Introduction
Salivary gland adenoid cystic carcinoma (ACC) is the
most common epithelial malignant neoplasm of salivary glands
(1,2), which is characterized by slow but
aggressive growth, intensive local invasion, distant metastasis to
the lungs at early or late stages, multiple recurrence, and poor
long-term survival rates (3,4). The
primary treatment of ACC is radical surgery, which can be followed
by post-operative radiotherapy. Unfortunately, surgery,
chemotherapy, and radiation therapy provide little improvement in
survival (5). Therefore, there is a
need for better understanding of the biology of ACC and the
development of therapeutic approaches based on relevant
targets.
Recently, many efforts have been made to examine the
antitumor effect of TGF-β superfamily co-receptor, the type III
TGF-β receptor (TβRIII, also known as betaglycan) in both in
vitro and in vivo cancer models, including breast
(6,7), lung (8,9),
prostate (10,11), pancreas (12), ovary (13) and oral squamous cell carcinomas
(14). Conversely, a report by
Gatza et al (15) showed
that TβRIII enhances colon cancer cell migration and growth. A
recent study by Jovanović et al (16) also demonstrated that TβRIII is a
tumor promoter in mesenchymal-stem like triple-negative breast
cancer. These findings suggest that TβRIII exerts dual action on
cancer progression depending upon the cell type. To date, no
studies have investigated the expression and role of TβRIII in
progression of ACC disease.
Here, we demonstrated that the expression of TβRIII
is reduced in ACC. Transient transfection of TβRIII significantly
decreased viability, migration and induced apoptosis in human high
metastasis cell lines of ACCs (ACC-M), with significant inhibition
of nuclear factor κB (NF-κB) signaling through its interaction with
β-arrestin2.
Materials and methods
Tissue samples
Human adenoid cystic carcinoma and their adjacent
non-cancer tissues were collected immediately after surgery from
the Department of Oral and Maxillofacial Surgery at the Second
Affiliated Hospital of Harbin Medical University in China, and
informed consent was obtained from all participating patients or
their guardians.

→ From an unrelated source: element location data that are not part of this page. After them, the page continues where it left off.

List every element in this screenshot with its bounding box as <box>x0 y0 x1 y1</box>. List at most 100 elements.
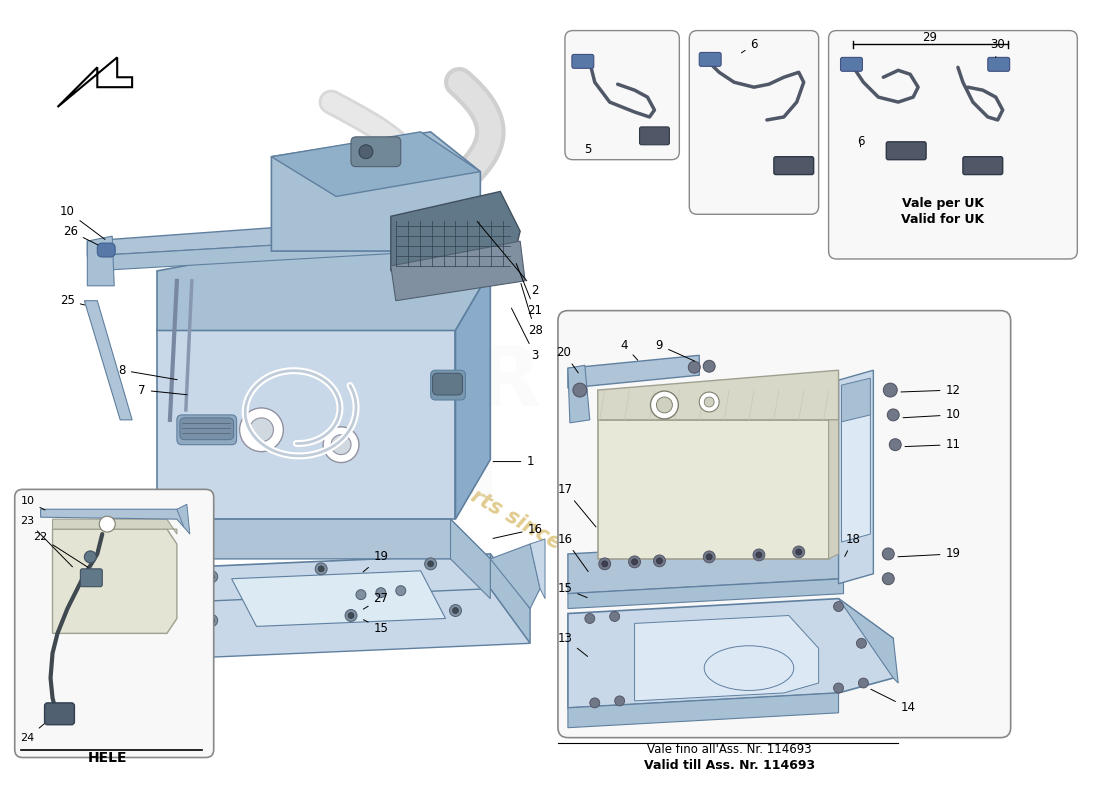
Circle shape <box>703 360 715 372</box>
Circle shape <box>756 552 762 558</box>
Polygon shape <box>87 236 114 286</box>
Circle shape <box>857 638 867 648</box>
Text: 17: 17 <box>558 483 596 527</box>
FancyBboxPatch shape <box>80 569 102 586</box>
Text: 27: 27 <box>363 592 388 609</box>
Circle shape <box>657 558 662 564</box>
Text: Vale per UK: Vale per UK <box>902 197 985 210</box>
Polygon shape <box>87 216 430 256</box>
Polygon shape <box>838 598 899 683</box>
Text: 3: 3 <box>512 308 539 362</box>
Text: HELE: HELE <box>88 750 126 765</box>
Circle shape <box>834 683 844 693</box>
Circle shape <box>703 551 715 563</box>
Text: 6: 6 <box>857 135 865 148</box>
Text: 18: 18 <box>845 533 861 557</box>
Circle shape <box>793 546 805 558</box>
Text: 5: 5 <box>584 143 592 156</box>
Polygon shape <box>150 569 187 658</box>
Polygon shape <box>53 519 177 534</box>
Circle shape <box>316 563 327 574</box>
Circle shape <box>209 618 214 623</box>
Polygon shape <box>150 554 530 623</box>
Text: 10: 10 <box>21 496 45 510</box>
Polygon shape <box>157 330 455 519</box>
Text: a part for parts since 1965: a part for parts since 1965 <box>339 412 622 586</box>
Polygon shape <box>53 529 177 634</box>
Polygon shape <box>597 370 838 420</box>
Polygon shape <box>568 366 590 423</box>
Circle shape <box>428 561 433 567</box>
Polygon shape <box>390 241 525 301</box>
Circle shape <box>602 561 607 567</box>
Circle shape <box>888 409 899 421</box>
FancyBboxPatch shape <box>430 370 465 400</box>
Circle shape <box>585 614 595 623</box>
Text: 19: 19 <box>898 547 960 561</box>
Circle shape <box>206 571 218 582</box>
Text: 21: 21 <box>516 263 542 317</box>
Polygon shape <box>530 539 544 598</box>
FancyBboxPatch shape <box>558 310 1011 738</box>
Polygon shape <box>272 132 481 251</box>
Polygon shape <box>87 236 436 271</box>
Text: 25: 25 <box>60 294 85 307</box>
Circle shape <box>359 145 373 158</box>
Text: 26: 26 <box>63 225 98 245</box>
Text: Valid for UK: Valid for UK <box>901 213 984 226</box>
Text: 20: 20 <box>557 346 579 373</box>
Circle shape <box>598 558 611 570</box>
Text: Valid till Ass. Nr. 114693: Valid till Ass. Nr. 114693 <box>644 759 815 772</box>
Text: 10: 10 <box>60 205 104 239</box>
Polygon shape <box>597 420 828 559</box>
Polygon shape <box>568 578 844 609</box>
Text: 24: 24 <box>21 714 55 742</box>
Circle shape <box>323 427 359 462</box>
Circle shape <box>653 555 666 567</box>
FancyBboxPatch shape <box>177 415 236 445</box>
Text: 22: 22 <box>33 532 88 567</box>
Circle shape <box>631 559 638 565</box>
Polygon shape <box>842 378 870 422</box>
Polygon shape <box>85 301 132 420</box>
Polygon shape <box>157 222 491 330</box>
Text: 13: 13 <box>558 632 587 657</box>
Polygon shape <box>455 271 491 519</box>
Text: 16: 16 <box>493 522 542 538</box>
Circle shape <box>209 574 214 580</box>
Polygon shape <box>568 598 893 708</box>
Polygon shape <box>150 589 530 658</box>
Polygon shape <box>491 544 540 609</box>
Text: 28: 28 <box>521 283 542 337</box>
Circle shape <box>882 548 894 560</box>
Circle shape <box>425 558 437 570</box>
Text: 11: 11 <box>905 438 960 451</box>
Circle shape <box>858 678 868 688</box>
Circle shape <box>889 438 901 450</box>
Polygon shape <box>568 355 700 388</box>
Polygon shape <box>390 191 520 271</box>
Circle shape <box>615 696 625 706</box>
Text: 7: 7 <box>139 383 187 397</box>
Text: 15: 15 <box>558 582 587 598</box>
Polygon shape <box>828 420 838 559</box>
FancyBboxPatch shape <box>565 30 680 160</box>
Text: 6: 6 <box>741 38 758 53</box>
Ellipse shape <box>704 646 794 690</box>
Polygon shape <box>157 519 491 559</box>
FancyBboxPatch shape <box>988 58 1010 71</box>
FancyBboxPatch shape <box>828 30 1077 259</box>
FancyBboxPatch shape <box>962 157 1003 174</box>
Circle shape <box>754 549 764 561</box>
Circle shape <box>250 418 274 442</box>
Polygon shape <box>491 554 530 643</box>
Text: 2: 2 <box>477 222 539 298</box>
Polygon shape <box>41 510 184 527</box>
Circle shape <box>657 397 672 413</box>
Circle shape <box>706 554 712 560</box>
Polygon shape <box>272 132 481 197</box>
Polygon shape <box>177 504 190 534</box>
Circle shape <box>628 556 640 568</box>
Text: 8: 8 <box>119 364 177 380</box>
Circle shape <box>318 566 324 572</box>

The study was approved by the Institutional Review
Board of Harbin Medical University.
Cell culture
Human high metastasis cell lines of ACCs (ACC-M)
were cultured as previously described (17). ACC-M cells were cultured in
Dulbecco's modified Eagle's medium (DMEM) supplemented with 10%
(v/v) fetal bovine serum and 100 U/ml penicillin and
streptomycin.
Plasmids and transfections
Cells were transfected with pc-DNA3.1-mTβRΙΙΙ
plasmid (GeneChem Co., Ltd., Shanghai, China) with DNA
concentrations of 0.5 and 1 µg/ml. The pc-DNA3.1-plasmid was
used as an empty vector. Transient transfections were carried out
by Fugene 6 (Roche Molecular Biochemicals, Mannheim, Germany)
according to the manufacturer's instructions.
Cell viability assay
Cells were seeded in a 96-well microplate at a
density of 1×104 cells/well and treated as designated.
Cells were incubated with 20 µl of MTT (5 mg/ml;
Sigma-Aldrich, St. Louis, MO, USA) for 4 h at 37°C in the dark.
After medium was removed, 150 µl of DMSO was added to the
wells. The absorbance was measured using a microplate
spectrophotometer (Tecan, Austria) at 490 nm. The cell viability
was calculated as a ratio of the mean OD value in treated versus
untreated cells.
Assessment of electron microscopy
ACC-M cells were cultured in 60-mm plates, collected
in phosphate-buffered saline (PBS) solution and fixed with 2% (v/v)
paraformaldehyde (PFA) containing 2.5% (w/v) glutaraldehyde
(Paesel-Lorei) buffered in HMSS (Hank's modified salt solution) at
4°C for 4 h. The cells were further fixed in 1% (w/v)
OsO4 solution buffered by 0.1 M cacodylate (pH 7.2) at
4°C for 2 h. Then, the cells were scraped off from the plastic and
dehydrate dinethanol. Dehydration was completed in propylene oxide.
The specimens were embedded in Epon medium and dissected into
60–70-nm sections. Specimens were analyzed and documented with a
JEOL 1200 electron microscope (JEOL Ltd., Tokyo, Japan).
Quantification of apoptosis and cell
cycle by flow cytometry
Apoptosis in ACC-M cells, transfected with pcDNA3.1
expressing empty vector or TβRIII for 24 h, was quantified using
the Annexin V-fluorescein isothiocyanate (FITC) apoptosis detection
kit (Invitrogen, Carlsbad, CA, USA). Briefly, the cells were
harvested, washed in cold PBS, and resuspended in Annexin
V-labeling solution. After a 15-min incubation at room temperature,
cells were then stained with 5 µg/ml propidium iodide (PI)
and immediately subjected to Coulter Epics XL flow cytometer
(Beckman Coulter, Miami, FL, USA). The effect of TβRIII
overexpression on cell cycle distribution was determined by flow
cytometry of DNA content from the nuclei of the cells. After
treatment, ACC-M cells were harvested, washed with PBS and fixed in
70% ethanol and treated with 80 mg/ml RNase A at 37°C for 30 min.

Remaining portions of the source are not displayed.